Keeping an overview of KOSs for development and maintenance work can be significantly facilitated by
appropriate visualizations. These vizualizations can be further utilized in representing the results derived by querying the knowledge base through SPARQL.
In the case of a simple KOS with few relations, a hierarchical tree visualization may be sufficient.
For gaining insights into the structure of more complex ontologies, graph visualizations are usually deployed (see Fig. 8). Graph visualizations may be built into the semantic tools used for developing KOSs or attached to an exported RDF file or to a triple store. Several tools explicitly import RDF formats;
for some others a conversion to other graph representation formats is necessary. Graph tools commonly offer several types of layouts, some of them particularly well suited for displaying very large graphs, and provide customizable settings for labels, colours, node and link representations, and many more.
Zooming and filtering are indispensable for quickly accessing the requested information.
Visualizing the results of SPARQL queries is mostly equivalent to classical methods of visualizing tabular data (e.g. as line charts, pie charts, bar charts and many other graphical displays). In many instances, the results returned by SPARQL queries have to be transformed into the formats requested by the visualization; however, advanced SPARQL query systems offer direct visualization by choosing the particular graphic display that the user requests.
4.2.7. Text analytics, data mining and knowledge discovery
Text analytics and data mining are defined as the processes of discovering patterns (knowledge) in data. The patterns are valid, understandable, implicit, non-trivial, previously unknown (novel) and potentially useful. The process is generally automatic or semi-automatic as it is difficult to handle huge data manually with traditional techniques. Data mining involves application of more sophisticated computational intelligence algorithms and machine learning techniques in addition to statistical analysis techniques and natural language processing for knowledge discovery.

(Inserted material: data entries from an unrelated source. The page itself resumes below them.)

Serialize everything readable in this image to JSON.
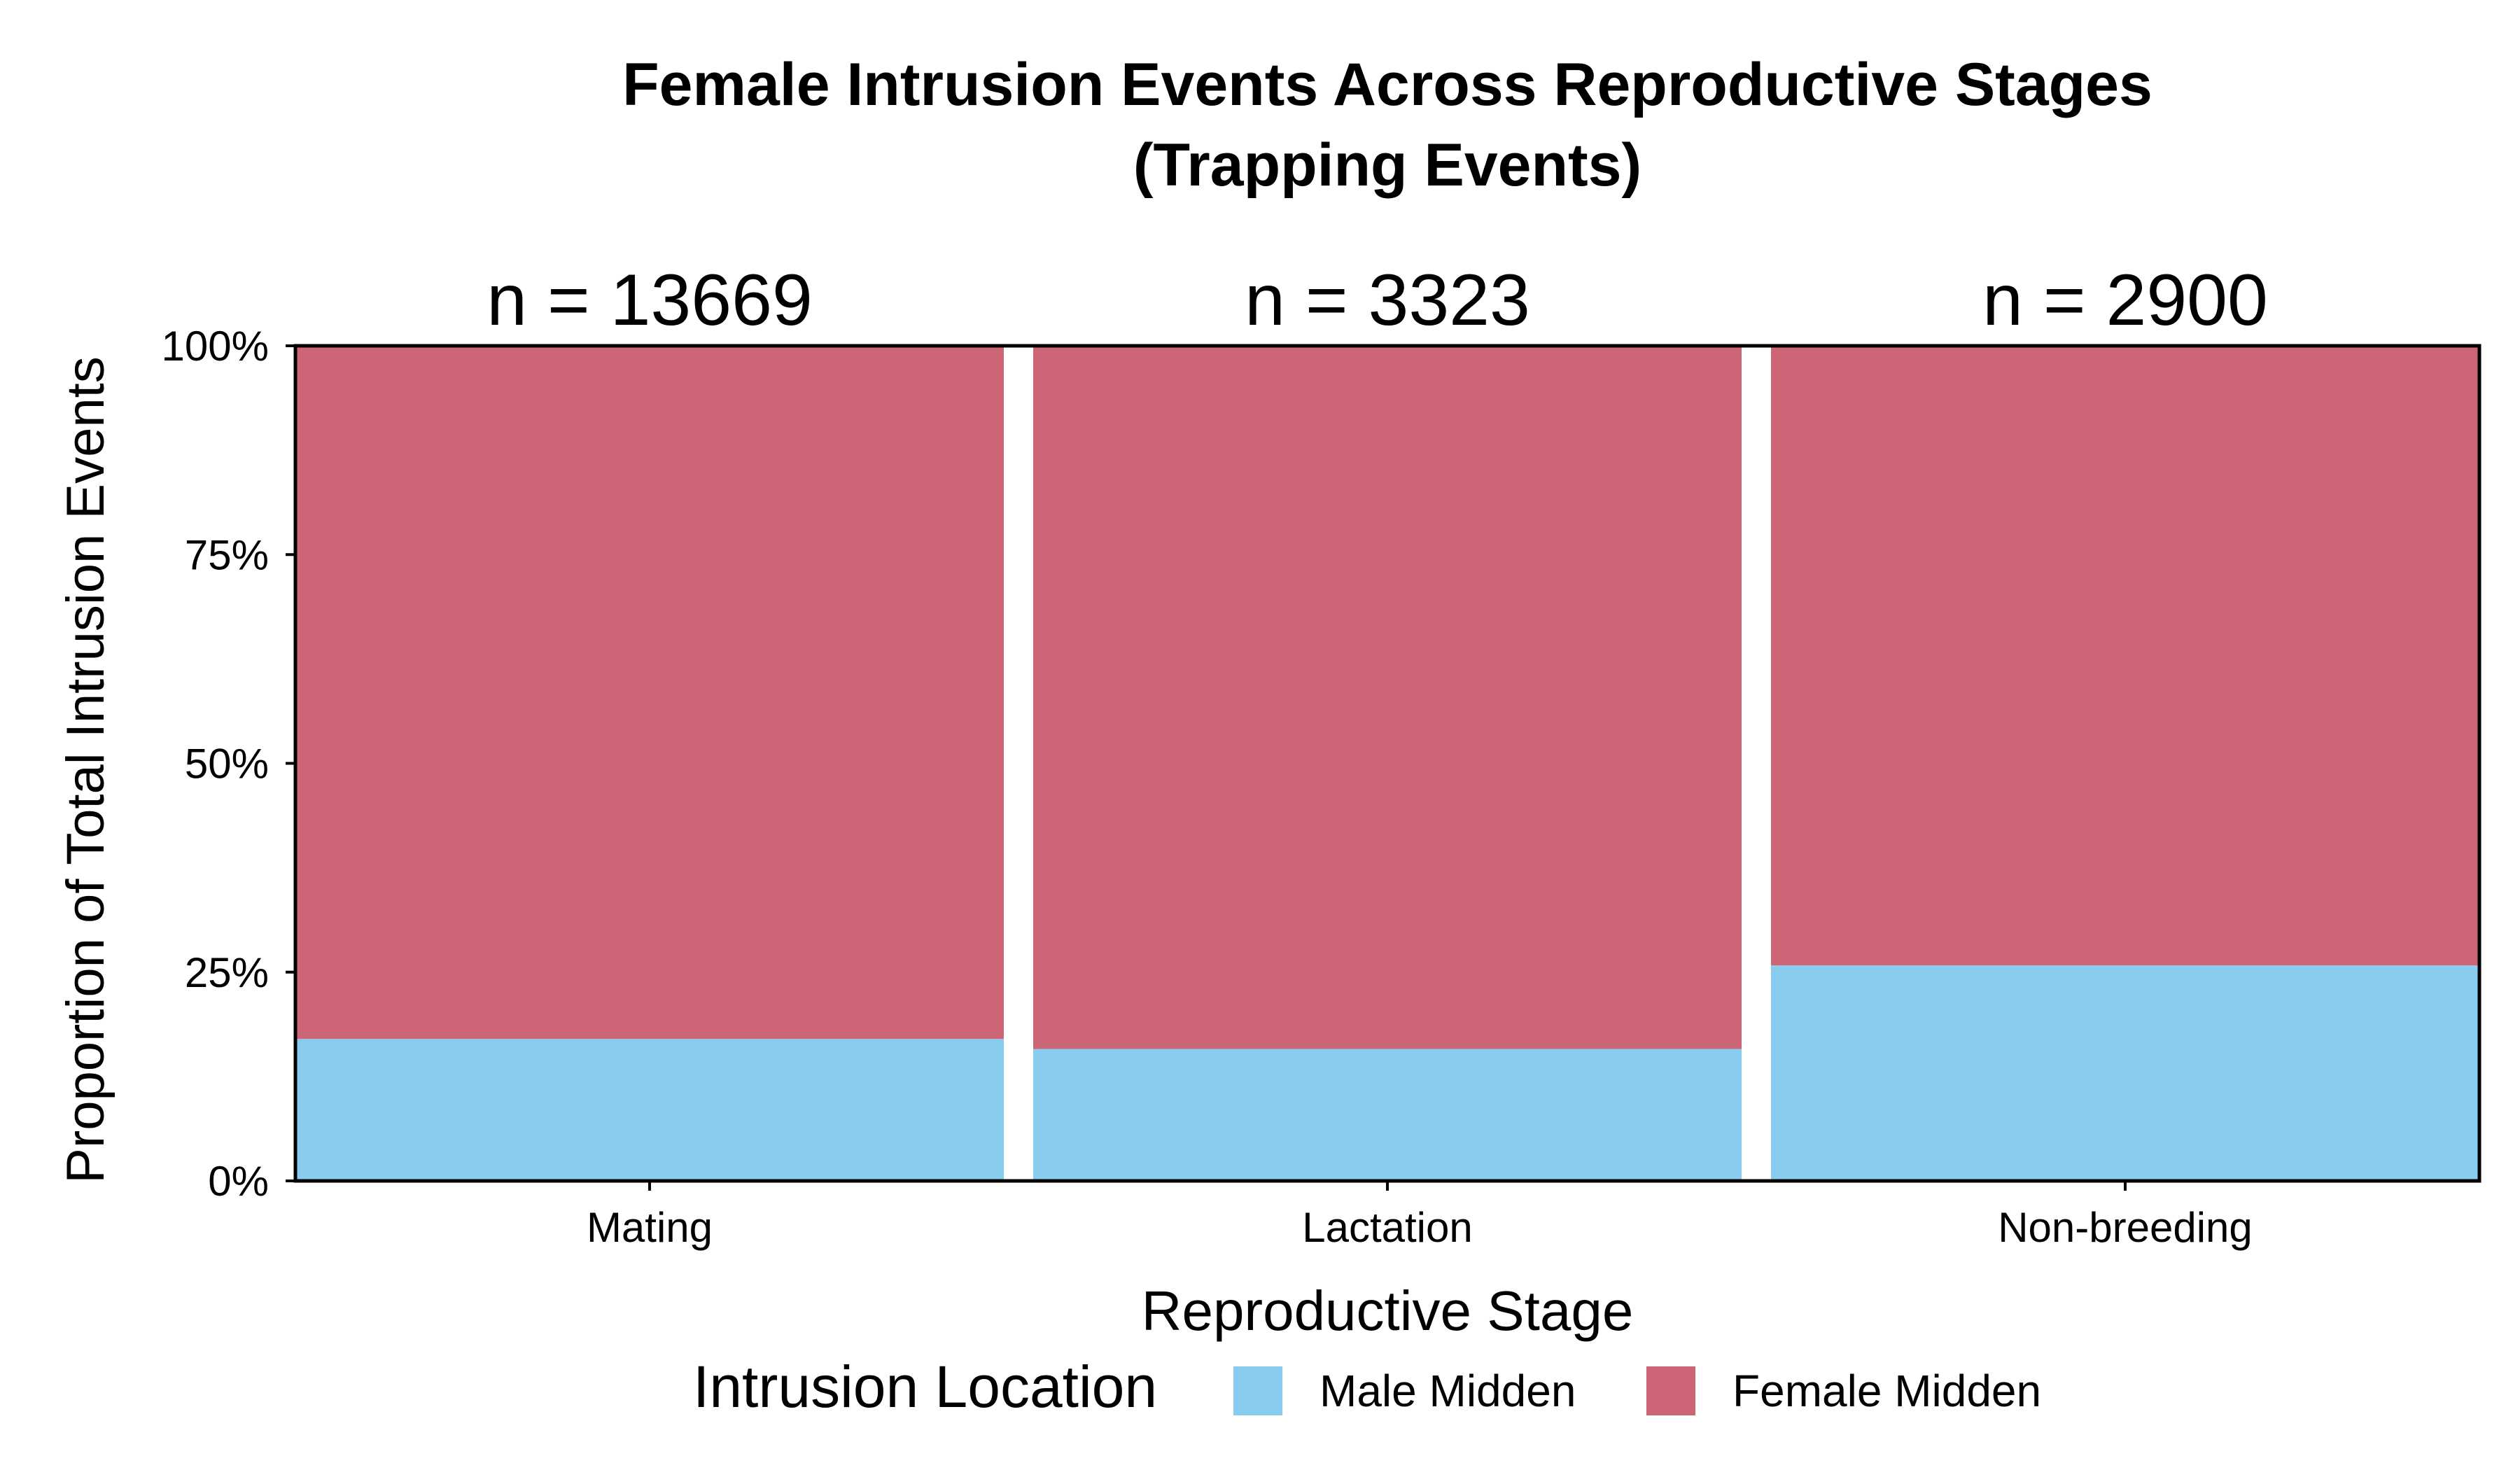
{
  "chart_data": {
    "type": "bar",
    "stacked": "proportional",
    "title": "Female Intrusion Events Across Reproductive Stages",
    "subtitle": "(Trapping Events)",
    "xlabel": "Reproductive Stage",
    "ylabel": "Proportion of Total Intrusion Events",
    "ylim": [
      0,
      1
    ],
    "yticks": [
      0,
      0.25,
      0.5,
      0.75,
      1
    ],
    "ytick_labels": [
      "0%",
      "25%",
      "50%",
      "75%",
      "100%"
    ],
    "categories": [
      "Mating",
      "Lactation",
      "Non-breeding"
    ],
    "n_labels": [
      "n = 13669",
      "n = 3323",
      "n = 2900"
    ],
    "series": [
      {
        "name": "Male Midden",
        "values": [
          0.17,
          0.158,
          0.258
        ],
        "color": "#88CCEE"
      },
      {
        "name": "Female Midden",
        "values": [
          0.83,
          0.842,
          0.742
        ],
        "color": "#CC6677"
      }
    ],
    "legend": {
      "title": "Intrusion Location",
      "placement": "bottom"
    },
    "grid": false
  }
}
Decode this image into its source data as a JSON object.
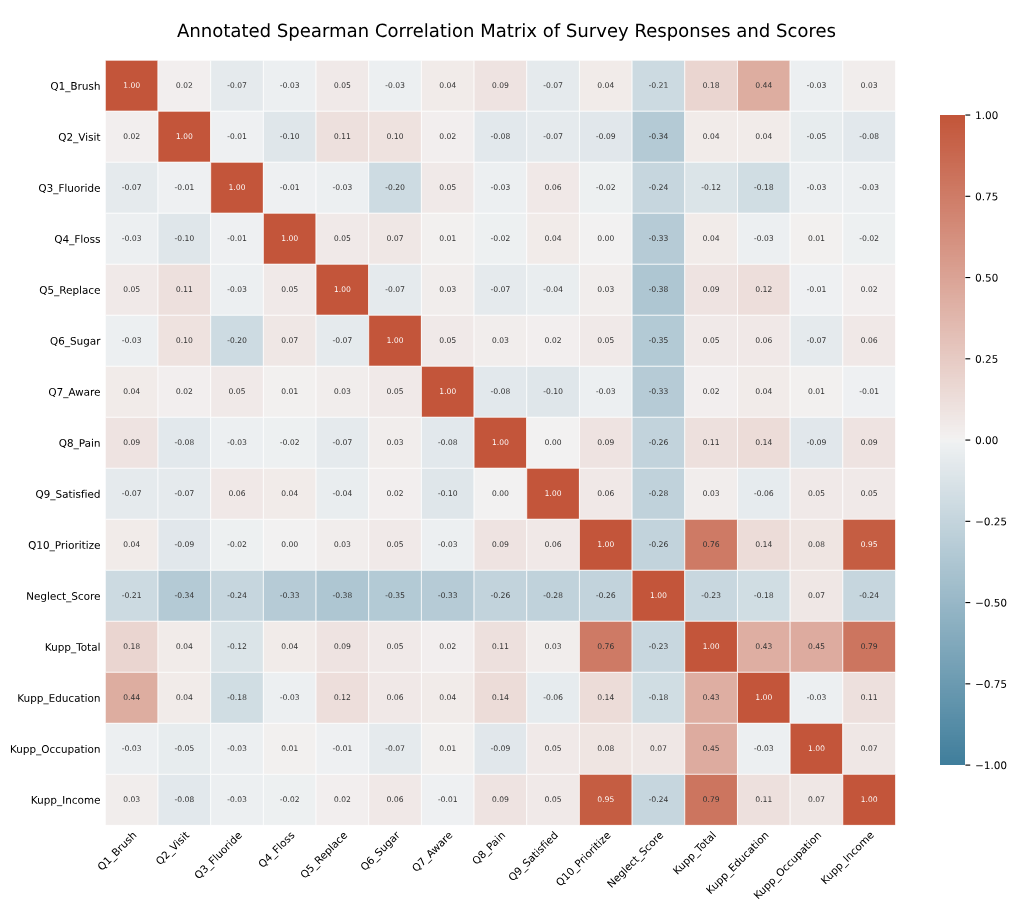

FIG. 8. Graph visualization of part of a knowledge model.
A knowledge discovery process includes data cleaning, data integration, data selection, transformation, data modelling, pattern evaluation and knowledge presentation. Knowledge discovery techniques perform data analysis and may uncover important data patterns, contributing greatly to knowledge bases and scientific research. This process needs to handle relational and diversified types of data to extract meaningful information. With suitable knowledge representation, real world knowledge can be used for problem solving and reasoning.
The application of hybrid methodologies of soft computing, including neural networks, fuzzy systems and evolutionary computing, provides the power to extract and express knowledge contained in data sets in multiple ways. It improves the performance in terms of accuracy and generalization capability while dealing with highly dimensional, complex regression and classification problems.
The knowledge discovery tools and models help one to discover and extract meaningful knowledge in the form of human interpretable relationships/patterns that are buried in the unstructured or structured document collection, and represent the knowledge components in appropriate ways to facilitate operations like storage, retrieval, inference and reasoning.
The essential aspect for nuclear organizations consists in the capability of these methods to extract new insights and knowledge from the huge amount of data continuously produced by all information sources. Correlating data sources that are currently treated as separate from each other can produce novel and unidentified information (e.g. in the analysis of events or in crisis management), as witnessed by the ever growing big data applications in many scientific and technical domains.